1-Dava, haksız rekabetten kaynaklı maddi, manevi tazminat istemlerine ilişkindir. Davacı, dava dışı ...tarafından üretilen ""..."" markalı ürünlerin Türkiye"deki tek satıcısı olduğunu, davalının bu markayı taşıyan mama sandalyesi emtiasının birebir taklidi suretiyle aynısını ""..."" markasıyla piyasaya sunmasının haksız rekabet olduğunu ileri sürerek işbu davayı açmıştır. Dairemizin, 12.03.1999 tarih 7997/2098 ve 02.05.2013 tarih 8292/8910 sayılı ilamlarında açıklandığı üzere, tek satıcılık sözleşmesi, sağlayıcı ile tek satıcı arasındaki hukuki ilişkileri düzenleyen çerçeve niteliğinde ve sürekli bir sözleşmedir. Bu sözleşmeyle yapımcı ürünlerinin tamamını veya bir kısmını belirli bir bölgede tekele sahip olarak satmak üzere tek satıcıya bedeli karşılığında göndermeyi buna karşılık tek satıcı da sözleşme konusu malları kendi adına ve hesabına satarak malların sürümünü arttırmak için faaliyette bulunmayı yüklenir (Bkz. Prof. dr. Haluk Tandoğan Borçlar Hukuku Özel Borç İlişkileri C. I Ankara 1985 sayfa 27 vd). Tek satıcılık sözleşmesinde, sözleşmelerin nisbiliği ilkesi uyarınca kural olarak edimler ve yükümlülükler bu sözleşmenin taraflar arasında yani yapımcı ile tek satıcı arasında karşılıklı olup, üçüncü kişilere herhangi bir yükümlülük getirmez, zira tek satıcıya bu bölgedeki tekel hakkını tanımak ve bu olanağı sağlamak yapımcıya düşen akdi bir edim olmaktadır. O halde tek satıcının bu hakkını üçüncü kişilere karşı haksız rekabet yolu ile koruması ilke olarak mümkün değildir. Somut uyuşmazlıkta, davalı tarafça davacının ithal ettiği ürünlerin aynısının ""....” markası ile piyasaya sürüldüğü anlaşıldığına ve davacının orijinal ""..."" markalı ürünlerin Türkiye temsilcisi olduğu yolunda herhangi bir duyuru veya faaliyeti bulunduğu da ileri sürülmediğine göre, davalı eyleminin 6762 sayılı TTK m. 57/3 kapsamında haksız rekabet olarak kabulü mümkün bulunmadığı halde, mahkemece yazılı olduğu şekilde davanın kısmen kabulü doğru görülmemiş kararın davalı yararına bozulması gerekmiştir.

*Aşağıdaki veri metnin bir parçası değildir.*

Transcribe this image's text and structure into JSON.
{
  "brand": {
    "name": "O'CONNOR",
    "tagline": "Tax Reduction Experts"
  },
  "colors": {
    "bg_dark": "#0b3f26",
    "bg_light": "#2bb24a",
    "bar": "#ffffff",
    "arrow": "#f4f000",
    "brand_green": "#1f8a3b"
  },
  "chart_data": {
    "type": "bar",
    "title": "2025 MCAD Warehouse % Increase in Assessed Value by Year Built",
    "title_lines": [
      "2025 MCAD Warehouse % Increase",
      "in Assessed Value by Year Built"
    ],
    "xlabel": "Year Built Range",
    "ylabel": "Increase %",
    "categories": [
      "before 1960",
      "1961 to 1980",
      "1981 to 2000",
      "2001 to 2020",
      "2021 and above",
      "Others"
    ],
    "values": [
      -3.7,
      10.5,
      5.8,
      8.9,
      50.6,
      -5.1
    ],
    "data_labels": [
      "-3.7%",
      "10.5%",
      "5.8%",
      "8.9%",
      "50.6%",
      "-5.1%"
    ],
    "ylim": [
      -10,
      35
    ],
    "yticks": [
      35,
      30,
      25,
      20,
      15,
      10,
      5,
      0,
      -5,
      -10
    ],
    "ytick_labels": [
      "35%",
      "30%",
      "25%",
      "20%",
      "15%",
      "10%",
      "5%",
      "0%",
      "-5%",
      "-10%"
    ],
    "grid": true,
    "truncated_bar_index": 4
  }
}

2-Bozma sebep ve şekline göre davacı vekilinin temyiz itirazlarının incelenmesine şimdilik yer olmadığına karar verilmiştir.
SONUÇ: Yukarıda (1) numaralı bentte açıklanan nedenlerle davalı vekilinin temyiz itirazlarının kabulü ile kararın davalı yararına BOZULMASINA, (2) numaralı bentte açıklanan nedenlerle davacı vekilinin temyiz itirazlarının incelenmesine şimdilik yer olmadığına, ödedikleri temyiz peşin harcın istekleri halinde temyiz edenlere iadesine, 18/04/2016 tarihinde oybirliğiyle karar verildi.